In July 2015, SunEdison’s shares traded at $33.44. The total market value of the company was at $10 billion. An aggressive purchasing spree was about to make SunEdison one of the biggest renewable energy providers in the world.
However in the following 10 months, the company’s stocks plummeted to $0.37 per share and the total market value in April 2016 fell to about $117 million. Drowning in billions of dollars in debt to finance aggressive growth caused investors to question SunEdison’s financial strategy – this toppled the company.
SunEdison began in 1959 as a supplier of silicon wafers and then shifted to renewable energy, becoming one of the fastest-growing companies in the US. In 2014, SunEdison started investing $18 billion in acquisitions.

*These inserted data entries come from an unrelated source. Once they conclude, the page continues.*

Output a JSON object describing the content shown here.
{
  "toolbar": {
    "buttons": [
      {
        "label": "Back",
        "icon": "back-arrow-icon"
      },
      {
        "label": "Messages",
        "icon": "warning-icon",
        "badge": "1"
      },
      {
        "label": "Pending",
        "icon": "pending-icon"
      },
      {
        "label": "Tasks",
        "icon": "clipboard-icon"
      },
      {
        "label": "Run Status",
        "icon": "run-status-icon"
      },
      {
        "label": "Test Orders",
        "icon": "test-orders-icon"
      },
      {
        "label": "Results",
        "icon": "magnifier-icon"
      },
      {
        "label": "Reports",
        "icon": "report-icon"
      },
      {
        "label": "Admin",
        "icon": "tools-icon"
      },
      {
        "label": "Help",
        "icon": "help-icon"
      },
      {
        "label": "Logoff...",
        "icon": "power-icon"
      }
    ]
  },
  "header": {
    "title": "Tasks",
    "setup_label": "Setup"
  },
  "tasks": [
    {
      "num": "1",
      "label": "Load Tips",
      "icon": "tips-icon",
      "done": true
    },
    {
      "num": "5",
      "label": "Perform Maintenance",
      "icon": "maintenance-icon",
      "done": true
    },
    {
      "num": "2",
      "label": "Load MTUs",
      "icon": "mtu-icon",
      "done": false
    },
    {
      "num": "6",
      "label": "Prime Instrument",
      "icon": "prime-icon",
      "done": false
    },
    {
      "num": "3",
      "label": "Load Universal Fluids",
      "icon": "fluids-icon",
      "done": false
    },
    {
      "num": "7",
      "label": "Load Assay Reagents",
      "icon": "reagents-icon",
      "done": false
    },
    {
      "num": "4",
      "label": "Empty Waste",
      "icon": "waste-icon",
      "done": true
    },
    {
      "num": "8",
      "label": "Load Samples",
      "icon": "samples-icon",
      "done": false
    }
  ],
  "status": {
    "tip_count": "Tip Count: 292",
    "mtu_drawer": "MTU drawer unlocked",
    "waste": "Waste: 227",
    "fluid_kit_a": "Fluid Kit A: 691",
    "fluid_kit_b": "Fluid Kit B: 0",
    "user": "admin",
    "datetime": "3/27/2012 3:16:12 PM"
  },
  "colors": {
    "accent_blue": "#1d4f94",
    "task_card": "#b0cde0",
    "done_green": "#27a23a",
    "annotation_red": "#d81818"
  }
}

This included entering unfamiliar fields like energy storage, wind and residential solar energy, and plans to expand to China, India, South Africa, Uruguay and several South American countries. They did this by raising their debt levels to $24 billion.
But by the end of 2015, it was clear that their investments weren’t paying off. SunEdison began closing plants and downsizing their workforce. They also cancelled acquisitions which brought on a slew of lawsuits and had investors – and the market – worrying. In 2016, SunEdison filed for bankruptcy with $11 billion in buyout debt.
Like in life:
- Focus on your core strengths; doing too many unfamiliar things will reduce your productivity and might cost you investors’ trust.
- Don’t spend what you can’t afford, as debt financing will eat away from your profits.
- Bite only what you can chew; growing too fast might burn you down.